新規感染が確認された人の匿名化された位置情報と移動は、今日頭条や百度などの人気アプリに組み込まれたトラッカーに引き続き掲載されています。中国国民の海外からの帰国が続く中、最新情報の多くは、空港に到着した新規感染者が強制隔離措置に直ちに送られるというものです。隔離費用は帰国者が負担しなければなりません。本稿執筆時点で上海で確認された最後の数人の感染者は、英国から帰国した学生でした。
1か月ほど前までは、これらの地図はより動的なものでした。住民は、自分が感染者からどれくらい離れているか、各地区の感染者数、自分のアパートの住人が感染しているかどうかなどを把握できました。また、陽性反応を示した人と交通機関で一緒にいたかどうかも確認できました。
通信事業者は公衆衛生に関するメッセージ発信に関与している。武漢市民に対し、健康コードに関する問題の解決方法を記載した長文のSMSメッセージを送信した。また、市の予防管理部門が署名した、マスクの着用、手指衛生、可能な限りの非接触決済の利用に関するアドバイスも送信した。地方自治体は、誤って黄色または赤に割り当てられたと思われる場合に、自分の色を緑に変更するための申請手続きを設けることで、このシステムに初期段階の問題があることを暗黙のうちに認めている。
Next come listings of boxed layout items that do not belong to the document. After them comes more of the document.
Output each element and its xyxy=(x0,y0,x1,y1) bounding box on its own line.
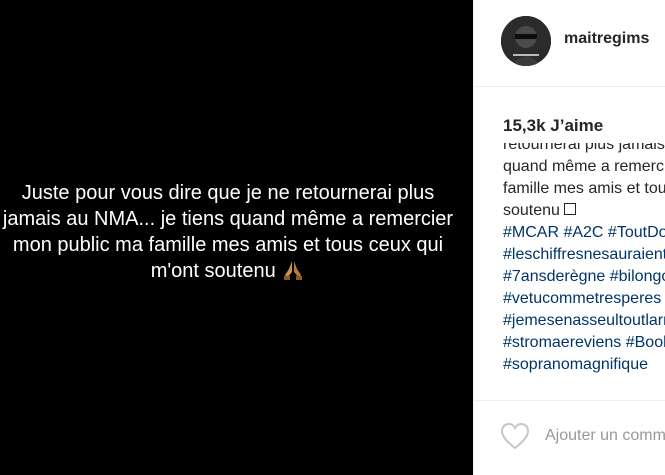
caption-line-text: soutenu xyxy=(503,202,560,219)
caption: retournerai plus jamais quand même a rem… xyxy=(503,143,665,388)
post-image[interactable]: Juste pour vous dire que je ne retourner… xyxy=(0,0,473,475)
caption-line: retournerai plus jamais xyxy=(503,143,665,153)
hashtag-line[interactable]: #7ansderègne #bilongo xyxy=(503,266,665,288)
caption-line: quand même a remercier xyxy=(503,158,665,175)
story-text-content: Juste pour vous dire que je ne retourner… xyxy=(2,182,454,282)
praying-hands-emoji-icon xyxy=(284,261,303,280)
hashtag-line[interactable]: #jemesenasseultoutlarme xyxy=(503,310,665,332)
hashtag-line[interactable]: #MCAR #A2C #ToutDonner xyxy=(503,222,665,244)
comment-divider xyxy=(474,400,665,401)
hashtag-line[interactable]: #sopranomagnifique xyxy=(503,354,665,376)
hashtag-line[interactable]: #stromaereviens #Booba xyxy=(503,332,665,354)
caption-line: famille mes amis et tous xyxy=(503,180,665,197)
avatar[interactable] xyxy=(501,16,551,66)
author-username[interactable]: maitregims xyxy=(564,30,649,48)
caption-line-last: soutenu xyxy=(503,200,665,222)
story-text: Juste pour vous dire que je ne retourner… xyxy=(0,180,456,284)
likes-count[interactable]: 15,3k J’aime xyxy=(503,116,603,136)
heart-icon[interactable] xyxy=(500,422,530,450)
header-divider xyxy=(474,86,665,87)
hashtag-line[interactable]: #vetucommetresperes xyxy=(503,288,665,310)
avatar-portrait-icon xyxy=(501,16,551,66)
hashtag-line[interactable]: #leschiffresnesauraientmentir xyxy=(503,244,665,266)
post-header: maitregims xyxy=(474,0,665,86)
missing-glyph-icon xyxy=(563,203,576,215)
post-side-panel: maitregims 15,3k J’aime retournerai plus… xyxy=(474,0,665,475)
comment-input[interactable] xyxy=(545,425,665,447)
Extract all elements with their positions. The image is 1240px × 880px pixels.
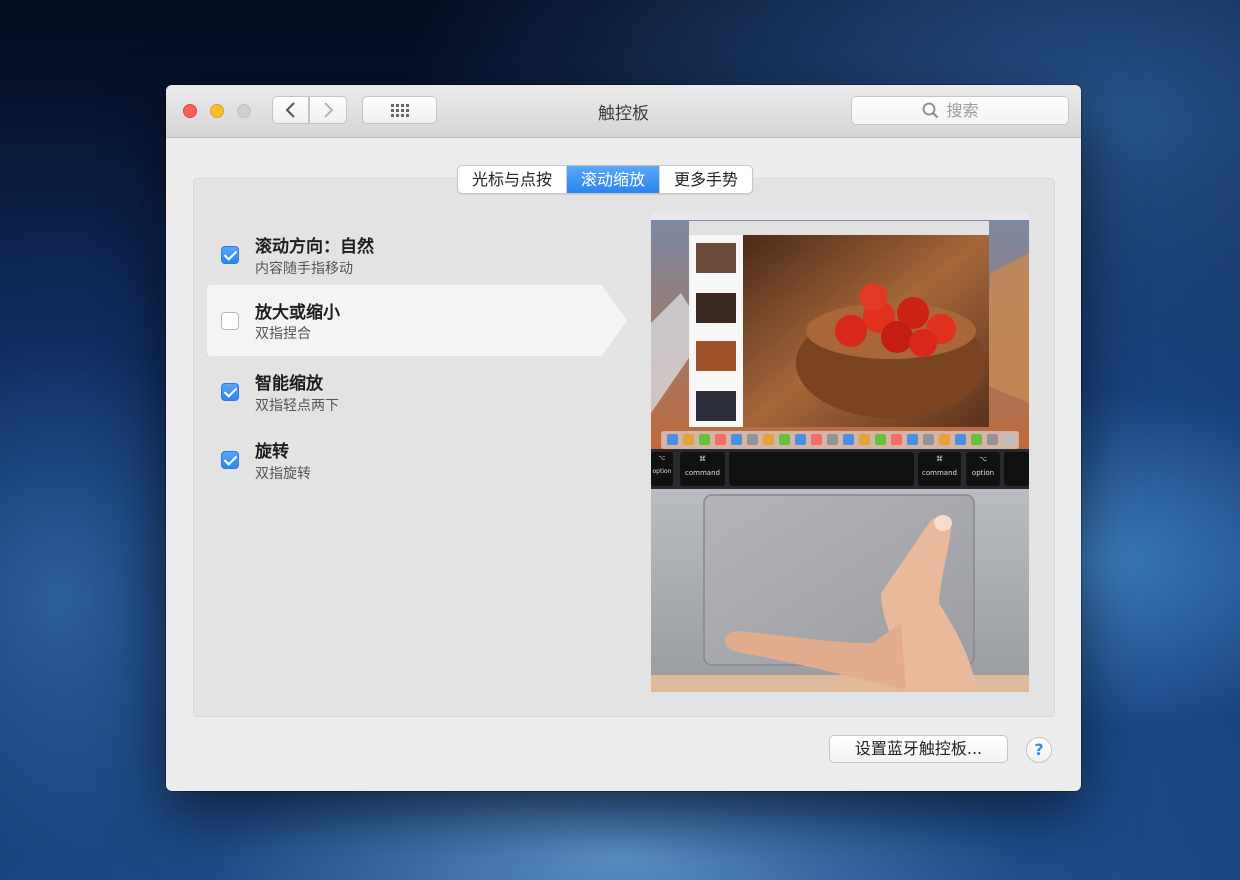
option-smart-zoom[interactable]: 智能缩放 双指轻点两下	[194, 360, 624, 426]
search-field[interactable]	[851, 96, 1069, 125]
option-sublabel: 双指轻点两下	[255, 398, 339, 414]
key-command-left: ⌘ command	[680, 452, 725, 486]
key-symbol: ⌘	[936, 455, 943, 463]
zoom-in-out-checkbox[interactable]	[221, 312, 239, 330]
key-label: option	[652, 468, 672, 475]
option-label: 智能缩放	[255, 374, 323, 394]
search-input[interactable]	[944, 100, 999, 121]
key-label: option	[971, 469, 995, 477]
title-bar: 触控板	[166, 85, 1081, 138]
option-label: 放大或缩小	[255, 303, 340, 323]
tab-point-click[interactable]: 光标与点按	[458, 166, 566, 193]
rotate-checkbox[interactable]	[221, 451, 239, 469]
setup-bluetooth-trackpad-button[interactable]: 设置蓝牙触控板...	[829, 735, 1008, 763]
key-option-right: ⌥ option	[966, 452, 1000, 486]
key-command-right: ⌘ command	[918, 452, 961, 486]
help-button[interactable]: ?	[1026, 737, 1052, 763]
smart-zoom-checkbox[interactable]	[221, 383, 239, 401]
option-zoom-in-out[interactable]: 放大或缩小 双指捏合	[194, 285, 624, 351]
system-preferences-window: 触控板 滚动方向：自然 内容随手指移动 放大或缩小 双指捏合 智能缩放 双指轻点…	[166, 85, 1081, 791]
settings-panel: 滚动方向：自然 内容随手指移动 放大或缩小 双指捏合 智能缩放 双指轻点两下 旋…	[193, 178, 1055, 717]
key-label: command	[685, 469, 720, 477]
option-sublabel: 双指捏合	[255, 326, 311, 342]
key-symbol: ⌥	[978, 455, 988, 463]
option-sublabel: 双指旋转	[255, 466, 311, 482]
option-label: 滚动方向：自然	[255, 237, 374, 257]
option-rotate[interactable]: 旋转 双指旋转	[194, 428, 624, 494]
natural-scroll-checkbox[interactable]	[221, 246, 239, 264]
option-sublabel: 内容随手指移动	[255, 261, 353, 277]
key-option-left: ⌥ option	[651, 452, 673, 486]
option-natural-scroll[interactable]: 滚动方向：自然 内容随手指移动	[194, 223, 624, 289]
search-icon	[922, 102, 938, 119]
tab-group: 光标与点按 滚动缩放 更多手势	[457, 165, 754, 194]
key-symbol: ⌥	[658, 455, 666, 462]
option-label: 旋转	[255, 442, 289, 462]
key-symbol: ⌘	[699, 455, 706, 463]
tab-scroll-zoom[interactable]: 滚动缩放	[566, 166, 660, 193]
gesture-preview-image: ⌥ option ⌘ command ⌘ command ⌥ option	[651, 213, 1029, 692]
key-label: command	[922, 469, 957, 477]
tab-more-gestures[interactable]: 更多手势	[659, 166, 752, 193]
ヨーロッパにおけるコロナウイルス関連の技術実験は、それぞれ独自の問題を抱えている。研究者たちは、プライバシーを保護しながら接触追跡をどのように実装するかを巡って意見が分かれている。ドイツで開発中のそのようなアプリに関する報告書によると、このアプリは「最新のAppleとAndroidのスマートフォンにしかインストールできず、一般人口の約60~65%にしかカバーされない」と、ベルリンに拠点を置くシンクタンクSNVの国際サイバーセキュリティ政策ディレクター、スヴェン・ヘルピッヒ氏は述べている。人々はこうしたインフラに参加したくない、あるいは参加する手段がないかもしれない。アプリがうまく機能せず、規模も拡大しなければ、いずれ私たちは非デジタル化を決断せざるを得なくなるかもしれない。
中国で導入されているアプリはどれも、人間主導の接触追跡(感染者を特定し、最近接触した人を見つけ、隔離する)といった従来の感染症対策に取って代わるものではない。保健衛生法は重視されているものの、同国のウイルス対策戦略は現場主導の管理に根ざしている。技術実験は他の感染症対策インフラの上に重ねて行われているため、その有用性を判断するのは困難だ。議論の中でしばしば見落とされるのは、技術アプリケーションがどの時点で有用になり、どの時点で有用でなくなるかという点だ。「どれが実際に効果があったかを示す証拠はありません」とヘルピグ氏は言う。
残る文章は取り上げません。